OSU professor Dr. Gregg Walker provided instruction and practice using skills in constructive confrontation for the C4C skill-building forum. photo by Sue Stafford
OSU professor Dr. Gregg Walker provided instruction and practice using skills in constructive confrontation for the C4C skill-building forum. photo by Sue Stafford



Oregon State University professor Dr. Gregg Walker utilized two role-playing scenarios to help Sisters residents practice dealing with constructive confrontation and positive criticism at last week's Citizens4Community public forums.

Wednesday evening's gathering started with Soup and Civility, with homemade soup, bread, and cookies before Walker's 90-minute presentation and role-play addressing dealing with conflict constructively.

Walker started by stating that conflict is a natural part of human interaction. Some conflict we should engage in and some we shouldn't. The decision to confront is based on the nature of the relationship, the nature of the issues, and the ability of the other party to engage in the confrontation.

He outlined the four major types of conflict: spontaneous or crisis; strategic; covert (passive-aggressive); and proactive.

Two guiding principles when addressing conflict are situation improvement (reframing problem-solving) and firm flexibility. Walker also shared his principles of FAAITH: fairness; access; accountability; information; inclusion; transparency; and honesty.

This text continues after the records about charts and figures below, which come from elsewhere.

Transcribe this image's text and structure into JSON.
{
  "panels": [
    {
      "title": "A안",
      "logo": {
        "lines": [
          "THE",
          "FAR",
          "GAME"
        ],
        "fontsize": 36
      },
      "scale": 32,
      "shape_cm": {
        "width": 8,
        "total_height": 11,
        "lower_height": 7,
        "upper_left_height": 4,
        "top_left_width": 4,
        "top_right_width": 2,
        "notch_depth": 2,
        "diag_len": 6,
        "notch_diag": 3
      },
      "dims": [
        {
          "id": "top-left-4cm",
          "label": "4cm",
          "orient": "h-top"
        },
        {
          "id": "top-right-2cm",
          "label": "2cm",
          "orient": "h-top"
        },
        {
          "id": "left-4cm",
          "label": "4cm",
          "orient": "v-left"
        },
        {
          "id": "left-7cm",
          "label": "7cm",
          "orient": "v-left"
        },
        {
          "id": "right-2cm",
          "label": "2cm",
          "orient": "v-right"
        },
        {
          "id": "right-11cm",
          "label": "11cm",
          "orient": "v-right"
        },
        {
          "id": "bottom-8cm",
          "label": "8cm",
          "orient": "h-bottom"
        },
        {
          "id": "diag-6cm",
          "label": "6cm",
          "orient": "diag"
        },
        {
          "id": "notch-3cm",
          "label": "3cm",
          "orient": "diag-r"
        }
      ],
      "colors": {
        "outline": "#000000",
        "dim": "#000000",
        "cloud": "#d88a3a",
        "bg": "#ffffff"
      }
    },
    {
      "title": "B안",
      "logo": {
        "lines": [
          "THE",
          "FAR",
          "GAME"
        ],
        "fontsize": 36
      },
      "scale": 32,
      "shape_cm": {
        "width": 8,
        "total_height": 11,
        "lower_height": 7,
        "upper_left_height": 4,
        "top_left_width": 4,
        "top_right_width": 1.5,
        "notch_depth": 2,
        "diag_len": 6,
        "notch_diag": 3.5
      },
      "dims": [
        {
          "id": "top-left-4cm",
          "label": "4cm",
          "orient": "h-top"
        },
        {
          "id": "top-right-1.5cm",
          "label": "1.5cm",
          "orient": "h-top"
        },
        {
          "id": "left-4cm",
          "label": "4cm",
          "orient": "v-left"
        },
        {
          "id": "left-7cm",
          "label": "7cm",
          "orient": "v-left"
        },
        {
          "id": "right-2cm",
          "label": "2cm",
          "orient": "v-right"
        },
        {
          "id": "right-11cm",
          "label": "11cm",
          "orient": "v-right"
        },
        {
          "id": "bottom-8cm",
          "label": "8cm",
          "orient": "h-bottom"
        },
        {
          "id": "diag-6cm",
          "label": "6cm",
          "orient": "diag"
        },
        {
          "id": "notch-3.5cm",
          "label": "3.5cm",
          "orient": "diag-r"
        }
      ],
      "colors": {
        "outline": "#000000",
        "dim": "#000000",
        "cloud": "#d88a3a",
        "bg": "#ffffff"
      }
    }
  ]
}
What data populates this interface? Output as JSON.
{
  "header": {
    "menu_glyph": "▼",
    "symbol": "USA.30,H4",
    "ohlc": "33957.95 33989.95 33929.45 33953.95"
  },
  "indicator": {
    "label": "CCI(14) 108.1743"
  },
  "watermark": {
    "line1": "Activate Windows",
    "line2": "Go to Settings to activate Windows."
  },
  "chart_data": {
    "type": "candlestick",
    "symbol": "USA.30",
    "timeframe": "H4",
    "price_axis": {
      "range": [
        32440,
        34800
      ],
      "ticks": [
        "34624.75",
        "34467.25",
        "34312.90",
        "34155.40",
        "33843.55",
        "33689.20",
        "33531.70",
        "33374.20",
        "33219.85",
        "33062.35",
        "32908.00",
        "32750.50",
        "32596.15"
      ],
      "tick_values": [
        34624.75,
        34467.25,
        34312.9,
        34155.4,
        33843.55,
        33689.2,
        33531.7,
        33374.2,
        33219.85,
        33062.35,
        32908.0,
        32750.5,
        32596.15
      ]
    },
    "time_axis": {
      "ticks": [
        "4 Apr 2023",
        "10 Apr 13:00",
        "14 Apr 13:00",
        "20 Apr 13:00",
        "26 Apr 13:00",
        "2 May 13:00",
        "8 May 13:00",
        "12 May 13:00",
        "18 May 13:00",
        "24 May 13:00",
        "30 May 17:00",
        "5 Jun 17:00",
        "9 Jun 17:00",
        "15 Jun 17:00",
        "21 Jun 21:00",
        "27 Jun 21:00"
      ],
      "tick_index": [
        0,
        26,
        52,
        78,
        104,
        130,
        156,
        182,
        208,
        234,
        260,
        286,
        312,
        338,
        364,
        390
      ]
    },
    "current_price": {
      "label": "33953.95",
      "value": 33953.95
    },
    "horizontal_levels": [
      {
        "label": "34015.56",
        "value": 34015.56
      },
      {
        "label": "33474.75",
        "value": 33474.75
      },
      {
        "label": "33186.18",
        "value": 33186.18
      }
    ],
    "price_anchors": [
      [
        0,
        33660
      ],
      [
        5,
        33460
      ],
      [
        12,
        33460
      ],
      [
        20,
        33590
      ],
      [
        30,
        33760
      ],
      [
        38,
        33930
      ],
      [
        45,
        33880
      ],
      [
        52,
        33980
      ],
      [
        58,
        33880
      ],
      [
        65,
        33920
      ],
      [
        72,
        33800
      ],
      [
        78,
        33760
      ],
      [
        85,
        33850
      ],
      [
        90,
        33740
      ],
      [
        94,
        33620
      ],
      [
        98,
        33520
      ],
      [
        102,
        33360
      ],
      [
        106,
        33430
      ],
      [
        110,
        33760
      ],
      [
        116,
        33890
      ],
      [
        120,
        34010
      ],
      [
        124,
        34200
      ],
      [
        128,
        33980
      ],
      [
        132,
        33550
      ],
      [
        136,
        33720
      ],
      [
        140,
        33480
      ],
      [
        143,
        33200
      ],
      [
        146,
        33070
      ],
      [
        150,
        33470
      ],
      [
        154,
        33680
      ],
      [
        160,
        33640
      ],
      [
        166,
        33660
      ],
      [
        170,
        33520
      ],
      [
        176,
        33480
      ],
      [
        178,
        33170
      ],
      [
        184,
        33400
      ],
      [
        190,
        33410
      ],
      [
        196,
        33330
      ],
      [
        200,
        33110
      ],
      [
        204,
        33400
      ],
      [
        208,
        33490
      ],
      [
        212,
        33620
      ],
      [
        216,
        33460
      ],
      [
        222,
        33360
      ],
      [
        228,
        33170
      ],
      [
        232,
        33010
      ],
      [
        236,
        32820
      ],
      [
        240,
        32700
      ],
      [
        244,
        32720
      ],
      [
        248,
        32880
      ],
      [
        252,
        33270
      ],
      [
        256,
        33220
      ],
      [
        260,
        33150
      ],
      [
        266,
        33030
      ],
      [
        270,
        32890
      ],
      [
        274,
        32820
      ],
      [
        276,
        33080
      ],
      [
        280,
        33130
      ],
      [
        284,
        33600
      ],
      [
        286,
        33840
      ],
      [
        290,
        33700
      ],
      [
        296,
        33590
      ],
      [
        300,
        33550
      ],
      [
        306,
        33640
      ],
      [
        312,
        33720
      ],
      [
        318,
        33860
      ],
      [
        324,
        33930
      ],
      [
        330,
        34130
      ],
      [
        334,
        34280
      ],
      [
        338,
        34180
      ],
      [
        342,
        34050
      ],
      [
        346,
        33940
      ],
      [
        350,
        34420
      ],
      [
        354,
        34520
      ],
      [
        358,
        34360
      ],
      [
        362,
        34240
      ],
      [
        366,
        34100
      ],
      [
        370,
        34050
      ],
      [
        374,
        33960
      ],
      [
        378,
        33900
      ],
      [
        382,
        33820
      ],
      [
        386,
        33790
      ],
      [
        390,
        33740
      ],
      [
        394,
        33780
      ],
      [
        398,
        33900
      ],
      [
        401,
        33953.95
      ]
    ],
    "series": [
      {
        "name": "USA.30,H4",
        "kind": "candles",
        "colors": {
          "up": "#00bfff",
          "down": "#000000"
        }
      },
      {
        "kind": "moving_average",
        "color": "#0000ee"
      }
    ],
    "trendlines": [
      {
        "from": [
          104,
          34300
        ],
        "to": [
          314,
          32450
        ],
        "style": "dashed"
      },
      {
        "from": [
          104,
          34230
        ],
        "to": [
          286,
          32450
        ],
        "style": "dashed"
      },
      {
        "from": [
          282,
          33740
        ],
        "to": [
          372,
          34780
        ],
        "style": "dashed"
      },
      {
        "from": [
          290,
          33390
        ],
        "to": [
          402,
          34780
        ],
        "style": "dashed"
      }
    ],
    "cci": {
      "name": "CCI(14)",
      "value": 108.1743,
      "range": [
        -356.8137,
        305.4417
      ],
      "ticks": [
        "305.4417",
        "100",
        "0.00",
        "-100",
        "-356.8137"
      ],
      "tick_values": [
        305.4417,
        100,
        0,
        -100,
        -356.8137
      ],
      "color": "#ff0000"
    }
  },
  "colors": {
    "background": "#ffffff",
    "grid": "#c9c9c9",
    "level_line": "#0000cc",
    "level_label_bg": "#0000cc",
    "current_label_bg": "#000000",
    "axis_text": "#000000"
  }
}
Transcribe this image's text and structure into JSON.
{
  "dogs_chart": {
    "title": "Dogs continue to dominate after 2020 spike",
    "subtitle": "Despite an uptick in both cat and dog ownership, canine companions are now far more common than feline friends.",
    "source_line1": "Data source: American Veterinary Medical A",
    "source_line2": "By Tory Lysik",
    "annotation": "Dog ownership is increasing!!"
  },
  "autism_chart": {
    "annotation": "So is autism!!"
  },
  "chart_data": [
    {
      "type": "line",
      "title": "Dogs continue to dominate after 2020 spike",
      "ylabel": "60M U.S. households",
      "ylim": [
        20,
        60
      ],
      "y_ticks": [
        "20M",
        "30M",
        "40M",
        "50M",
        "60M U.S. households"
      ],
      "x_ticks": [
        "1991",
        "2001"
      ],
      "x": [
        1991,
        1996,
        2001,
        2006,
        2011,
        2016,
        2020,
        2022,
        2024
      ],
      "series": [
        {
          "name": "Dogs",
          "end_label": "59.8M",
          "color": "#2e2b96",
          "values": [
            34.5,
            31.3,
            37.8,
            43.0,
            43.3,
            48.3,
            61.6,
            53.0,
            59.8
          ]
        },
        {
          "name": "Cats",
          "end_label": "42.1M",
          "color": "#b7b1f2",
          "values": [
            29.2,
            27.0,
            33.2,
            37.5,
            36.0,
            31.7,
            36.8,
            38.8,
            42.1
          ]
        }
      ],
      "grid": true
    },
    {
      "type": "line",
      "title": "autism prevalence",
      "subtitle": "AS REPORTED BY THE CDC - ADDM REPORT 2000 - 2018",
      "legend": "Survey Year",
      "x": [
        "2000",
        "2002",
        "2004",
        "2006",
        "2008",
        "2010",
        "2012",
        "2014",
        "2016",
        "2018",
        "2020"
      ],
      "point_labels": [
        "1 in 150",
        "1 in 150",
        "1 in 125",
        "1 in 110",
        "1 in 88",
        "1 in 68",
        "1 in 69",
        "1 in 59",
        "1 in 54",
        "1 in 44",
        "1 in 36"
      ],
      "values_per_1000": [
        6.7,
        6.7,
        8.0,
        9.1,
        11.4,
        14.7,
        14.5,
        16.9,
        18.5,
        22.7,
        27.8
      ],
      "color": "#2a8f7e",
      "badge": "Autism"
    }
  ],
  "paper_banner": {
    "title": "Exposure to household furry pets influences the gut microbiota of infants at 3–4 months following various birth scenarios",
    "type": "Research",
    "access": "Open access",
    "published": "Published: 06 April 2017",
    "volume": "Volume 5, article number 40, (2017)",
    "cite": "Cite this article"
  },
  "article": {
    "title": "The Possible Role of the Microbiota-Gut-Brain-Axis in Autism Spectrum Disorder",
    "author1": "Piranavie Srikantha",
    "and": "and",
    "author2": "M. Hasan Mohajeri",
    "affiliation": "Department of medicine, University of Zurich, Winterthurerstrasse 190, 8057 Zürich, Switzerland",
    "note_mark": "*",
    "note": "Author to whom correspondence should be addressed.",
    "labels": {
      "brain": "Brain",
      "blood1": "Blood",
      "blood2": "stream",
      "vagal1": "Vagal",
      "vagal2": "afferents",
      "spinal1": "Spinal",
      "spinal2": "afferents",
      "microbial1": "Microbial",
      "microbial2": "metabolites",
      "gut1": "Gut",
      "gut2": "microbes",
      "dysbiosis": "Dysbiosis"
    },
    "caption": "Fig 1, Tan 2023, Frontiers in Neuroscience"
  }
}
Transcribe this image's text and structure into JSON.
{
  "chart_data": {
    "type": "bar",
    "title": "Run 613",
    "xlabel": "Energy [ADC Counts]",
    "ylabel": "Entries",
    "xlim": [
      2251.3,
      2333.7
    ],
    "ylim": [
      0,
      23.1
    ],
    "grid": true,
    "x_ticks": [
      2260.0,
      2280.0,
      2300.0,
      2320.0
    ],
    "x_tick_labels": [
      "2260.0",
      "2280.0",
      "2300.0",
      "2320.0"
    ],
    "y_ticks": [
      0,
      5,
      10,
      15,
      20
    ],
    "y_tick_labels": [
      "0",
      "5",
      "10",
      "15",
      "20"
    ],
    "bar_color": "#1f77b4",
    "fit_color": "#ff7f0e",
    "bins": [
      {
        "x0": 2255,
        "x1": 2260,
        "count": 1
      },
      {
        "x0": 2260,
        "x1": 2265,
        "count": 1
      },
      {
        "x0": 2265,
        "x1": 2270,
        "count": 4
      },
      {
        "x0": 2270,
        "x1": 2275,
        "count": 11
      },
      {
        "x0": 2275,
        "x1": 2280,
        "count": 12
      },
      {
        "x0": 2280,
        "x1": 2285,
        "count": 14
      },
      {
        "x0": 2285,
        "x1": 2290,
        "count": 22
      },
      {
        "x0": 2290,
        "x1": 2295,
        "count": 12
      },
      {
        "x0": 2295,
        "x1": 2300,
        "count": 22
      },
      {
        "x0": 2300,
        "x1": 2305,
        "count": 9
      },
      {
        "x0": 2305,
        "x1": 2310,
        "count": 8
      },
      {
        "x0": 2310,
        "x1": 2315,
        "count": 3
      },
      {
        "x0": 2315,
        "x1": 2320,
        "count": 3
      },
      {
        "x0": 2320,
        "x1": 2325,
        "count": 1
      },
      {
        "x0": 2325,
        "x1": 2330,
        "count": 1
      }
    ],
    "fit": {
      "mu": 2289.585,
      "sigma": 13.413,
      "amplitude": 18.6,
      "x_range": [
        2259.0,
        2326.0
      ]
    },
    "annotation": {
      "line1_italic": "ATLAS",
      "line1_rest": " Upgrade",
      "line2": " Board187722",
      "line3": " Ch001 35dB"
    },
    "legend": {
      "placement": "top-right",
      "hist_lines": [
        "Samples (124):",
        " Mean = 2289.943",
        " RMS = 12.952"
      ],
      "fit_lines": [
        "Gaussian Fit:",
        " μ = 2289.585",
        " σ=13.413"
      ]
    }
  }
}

"We respond to conflicts by confronting, accommodating, or avoiding. Both accommodation and avoidance are passive. Confrontation can be aggressive and competitive, or assertive and collaborative. The latter approach is generally the most constructive," Walker told the audience.

Both of Walker's presentations were filled with pertinent information and valuable skills to be employed when engaging in constructive confrontation. Attendance was more than 50 people on Wednesday evening and approximately 30 for the Thursday-morning workshop.

The role-playing Wednesday night involved a real estate agent and the owner of the brokerage, with participants pairing up to address a set of issues causing conflict between the two.

Thursday morning, 12 participants acted as a community board meeting for the first time to discuss the establishment of their mission statement regarding a large donation of land to the city.

After both role-plays, the participants discussed what the conflicts were, what worked and what didn't, and how utilizing the constructive skills presented by Walker worked to bring about positive results.

The general consensus of those who attended the workshops was that Walker's presentations were informative, helpful, and fun.

The next C4C quarterly free skill-building forum will be held at the end of April at the Sisters Fire Station Community Hall.